Extrait 02




II-8

              Le rendez-vous était fixé à 20h30 au port de Shanghai, sur les quais. Nous nous y rendions avec David en taxi qui nous lâchait à l'entrée des entrepôts. Il nous fallait trouver le n°08. David savait où aller. J'étais étonné de voir autant de monde sur les quais. Comme pour hier où je m'attendais à voir de mystérieux Yakusas surarmés me proposer un deal terrifiant, je pensais me rendre dans un entrepôt plus ou moins clandestins hors de la vue de tous, y découvrir une série de voitures dissimulées sous des bâches entourées de gardes du corps dotés d'Uzis israéliens. Rien de tout cela en fait. L'entrepôt 08 était quasiment vide. Il n'y avait que ci où là quelques ballots contenant des caisses en bois d'origine diverses. Ce hangar pouvait au moins contenir un petit avion.
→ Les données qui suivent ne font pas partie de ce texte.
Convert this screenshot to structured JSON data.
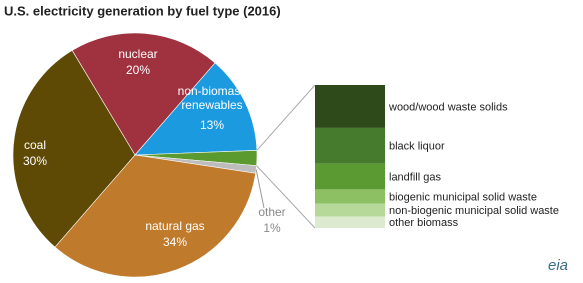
{
  "chart_data": [
    {
      "type": "pie",
      "title": "U.S. electricity generation by fuel type (2016)",
      "categories": [
        "nuclear",
        "non-biomass renewables",
        null,
        "other",
        "natural gas",
        "coal"
      ],
      "values": [
        20,
        13,
        2,
        1,
        34,
        30
      ],
      "value_labels": [
        "20%",
        "13%",
        null,
        "1%",
        "34%",
        "30%"
      ],
      "colors": [
        "#a0323f",
        "#1b9ae0",
        "#5a9a2e",
        "#bdbdbd",
        "#c07a2b",
        "#5f4a05"
      ]
    },
    {
      "type": "bar",
      "stacked": true,
      "categories": [
        null
      ],
      "series": [
        {
          "name": "wood/wood waste solids",
          "color": "#2e4a1b",
          "values": [
            30
          ]
        },
        {
          "name": "black liquor",
          "color": "#467a2c",
          "values": [
            25
          ]
        },
        {
          "name": "landfill gas",
          "color": "#5b9a33",
          "values": [
            18
          ]
        },
        {
          "name": "biogenic municipal solid waste",
          "color": "#8cc063",
          "values": [
            10
          ]
        },
        {
          "name": "non-biogenic municipal solid waste",
          "color": "#b6d99a",
          "values": [
            9
          ]
        },
        {
          "name": "other biomass",
          "color": "#dcebd0",
          "values": [
            8
          ]
        }
      ]
    }
  ],
  "logo": "eia"
}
Au fond, vers la mer, se trouvaient les deux individus vus la veille, ainsi qu'un grand container gris à moitié rouillé déposé sur le sol. David me demandait de rester à l'extérieur, et de le laisser faire, qu'il me prendrait en passant.

                Alors je me suis mis à attendre. Cinq, dix, quinze minutes sans nouvelles, enchaînant cigarette sur cigarette sans rien de neuf. J'étais particulièrement frustré de cette situation. Après tout, David m'avait ouvert la porte de sa chambre d'hôtel, m'avait donné son téléphone et procuré un travail qui demandait autant de sérieux que de discrétion. Les quelques chinois qui étaient encore en train de travailler me dévisageaient avec insistance. Il faut dire que mon costume noir et ma chemise blanche surmontée d'une cravate détonnait dans cette atmosphère ouvrière. Déjà, et toujours dans mon grand délire paranoïaque, état sûrement dû à la boulimie de films ingurgités ces derniers temps, j'attendais qu'un coup de feu retentisse. Je me voyais déjà courir pour sauver ma peau, trouver le chemin le plus rapide, savoir comment rentrer à l'hôtel, si je pouvais encore y aller, où me faire rapatrier d'urgence en France...

                Une Audi A8 noire se présentait au bout de la rue. Arrivant à ma hauteur, David m'ouvre la portière et m'invite à entrer. Je m'exécute. Il commence alors à sortir des quais, et se doutant de la frustration qui m'habitait de ne pas avoir participé à la transaction, se mit à m'expliquer qu'en fait rien ne m'empêchait d'y participer. David voulait que je vive à fond ma première livraison en solo, la surprise de découvrir la voiture, le stress des recommandations et du tour du propriétaire. C'est vrai que sur le coup, je lui en voulais un peu, mais après tout, c'est comme faire pour la première fois l'amour après avoir vu des dizaines de films porno. On sait dans les détails comment ça marche, mais finalement on aurait peut-être été plus à l'aise d'y aller à blanc. Bref, nous entamions notre périple. David me montrait le billet glissé dans une enveloppe. Celle-ci contenait deux cent dollars en billets de dix, une carte sommaire de l'endroit de la livraison avec un itinéraire à suivre, un lieu ainsi qu'une adresse de rendez-vous et un numéro de téléphone écrit en rouge. Sur ce dernier point, David était très clair. Ce numéro était un numéro d'urgence uniquement. Il ne devait être composé qu'en cas de destruction totale du véhicule, de vol ou d'arrestation musclée par la Police. Pour tout le reste, il ne fallait compter que sur nous-mêmes.